- 5 pounds green tomatoes
- 1 tablespoon salt
- 1 orange
- 4 pounds apples
- 3 1⁄2 cups brown sugar
- 1 pound currants
- 1⁄2 cup apple cider vinegar
- 2 teaspoons ground cinnamon
- 1 teaspoon ground cloves
- 1 teaspoon ground nutmeg
- 1⁄2 teaspoon ground ginger
- Wash and core tomatoes. Process through coarse grinder, and place in bowl. Sprinkle with salt, and let stand for 1 hour.
- Drain juices, and cover tomatoes with boiling water for 5 minutes. Drain again, and set aside.

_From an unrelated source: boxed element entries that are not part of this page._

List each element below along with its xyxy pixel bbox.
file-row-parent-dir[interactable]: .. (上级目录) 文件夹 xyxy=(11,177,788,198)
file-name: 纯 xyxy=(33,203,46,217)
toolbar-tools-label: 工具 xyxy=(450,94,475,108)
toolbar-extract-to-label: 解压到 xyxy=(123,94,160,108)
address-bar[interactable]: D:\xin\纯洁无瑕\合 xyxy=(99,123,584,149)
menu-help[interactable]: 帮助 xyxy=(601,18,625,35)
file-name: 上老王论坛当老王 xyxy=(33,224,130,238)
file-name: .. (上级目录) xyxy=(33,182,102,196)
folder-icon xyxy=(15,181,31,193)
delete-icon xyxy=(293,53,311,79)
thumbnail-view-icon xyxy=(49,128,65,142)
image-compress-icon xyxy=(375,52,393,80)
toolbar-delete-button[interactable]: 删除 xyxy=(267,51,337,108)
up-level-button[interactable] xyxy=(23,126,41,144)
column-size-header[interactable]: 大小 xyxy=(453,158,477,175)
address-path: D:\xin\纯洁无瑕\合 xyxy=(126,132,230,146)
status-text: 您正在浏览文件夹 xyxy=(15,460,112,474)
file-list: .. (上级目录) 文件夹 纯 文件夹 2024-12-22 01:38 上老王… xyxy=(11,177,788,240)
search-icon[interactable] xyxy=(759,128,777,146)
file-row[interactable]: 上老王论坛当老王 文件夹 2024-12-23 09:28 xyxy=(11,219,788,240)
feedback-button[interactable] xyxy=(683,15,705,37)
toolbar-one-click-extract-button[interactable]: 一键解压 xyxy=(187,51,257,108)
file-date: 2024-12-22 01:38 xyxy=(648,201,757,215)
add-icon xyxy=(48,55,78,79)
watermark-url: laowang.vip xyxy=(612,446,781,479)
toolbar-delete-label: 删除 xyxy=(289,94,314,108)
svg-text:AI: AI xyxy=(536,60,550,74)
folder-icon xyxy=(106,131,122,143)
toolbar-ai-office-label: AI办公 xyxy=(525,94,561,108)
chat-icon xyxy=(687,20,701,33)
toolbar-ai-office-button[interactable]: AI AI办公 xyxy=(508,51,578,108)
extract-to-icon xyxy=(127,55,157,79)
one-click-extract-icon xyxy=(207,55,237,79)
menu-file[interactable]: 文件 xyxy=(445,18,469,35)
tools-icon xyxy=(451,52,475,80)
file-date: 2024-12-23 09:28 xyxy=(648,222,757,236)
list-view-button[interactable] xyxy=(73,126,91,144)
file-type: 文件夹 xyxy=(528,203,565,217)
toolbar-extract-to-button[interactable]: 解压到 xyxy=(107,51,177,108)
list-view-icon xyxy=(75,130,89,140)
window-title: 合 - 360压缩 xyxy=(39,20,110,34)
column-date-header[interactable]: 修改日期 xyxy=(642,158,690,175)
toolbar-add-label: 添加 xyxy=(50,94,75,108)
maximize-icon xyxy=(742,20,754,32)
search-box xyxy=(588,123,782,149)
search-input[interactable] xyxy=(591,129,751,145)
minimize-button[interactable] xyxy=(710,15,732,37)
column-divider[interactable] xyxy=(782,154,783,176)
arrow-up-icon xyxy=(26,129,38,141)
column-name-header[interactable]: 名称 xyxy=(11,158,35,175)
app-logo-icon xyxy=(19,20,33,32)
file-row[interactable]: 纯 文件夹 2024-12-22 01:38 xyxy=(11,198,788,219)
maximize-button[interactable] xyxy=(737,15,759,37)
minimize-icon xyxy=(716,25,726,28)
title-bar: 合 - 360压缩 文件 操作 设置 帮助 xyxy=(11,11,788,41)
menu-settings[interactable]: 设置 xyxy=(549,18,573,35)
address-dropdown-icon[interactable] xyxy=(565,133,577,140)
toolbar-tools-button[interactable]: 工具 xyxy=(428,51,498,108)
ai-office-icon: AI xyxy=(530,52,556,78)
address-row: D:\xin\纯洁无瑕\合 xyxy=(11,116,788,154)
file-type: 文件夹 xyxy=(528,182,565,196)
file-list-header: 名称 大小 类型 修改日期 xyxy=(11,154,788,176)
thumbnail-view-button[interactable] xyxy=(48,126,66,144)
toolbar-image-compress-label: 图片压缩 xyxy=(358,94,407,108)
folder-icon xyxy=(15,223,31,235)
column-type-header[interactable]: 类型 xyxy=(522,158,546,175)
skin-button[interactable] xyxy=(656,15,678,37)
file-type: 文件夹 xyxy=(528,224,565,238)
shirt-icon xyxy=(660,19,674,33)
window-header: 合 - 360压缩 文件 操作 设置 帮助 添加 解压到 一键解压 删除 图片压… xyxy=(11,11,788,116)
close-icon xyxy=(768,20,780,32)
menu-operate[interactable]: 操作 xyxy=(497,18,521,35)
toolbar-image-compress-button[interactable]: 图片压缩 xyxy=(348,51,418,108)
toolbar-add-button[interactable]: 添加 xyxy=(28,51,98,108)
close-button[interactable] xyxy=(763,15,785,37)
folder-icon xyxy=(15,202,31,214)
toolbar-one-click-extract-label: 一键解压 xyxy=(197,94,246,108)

- Zest orange, and coarsely chop remaining orange segments. Core and chop apples.
- In large stockpot, combine tomatoes, orange, apples, brown sugar, currants, vinegar, cinnamon, cloves, nutmeg, and ginger. Bring to slow boil, and cook until tender, about 30 minutes.
- Pour into hot, clean pint jars, leaving 1⁄2-inch headspace. Run small rubber spatula around inside of jar to release air bubbles. Seal with new and sterilized lids and bands. Process in boiling water bath for 25 minutes. Cool before storing.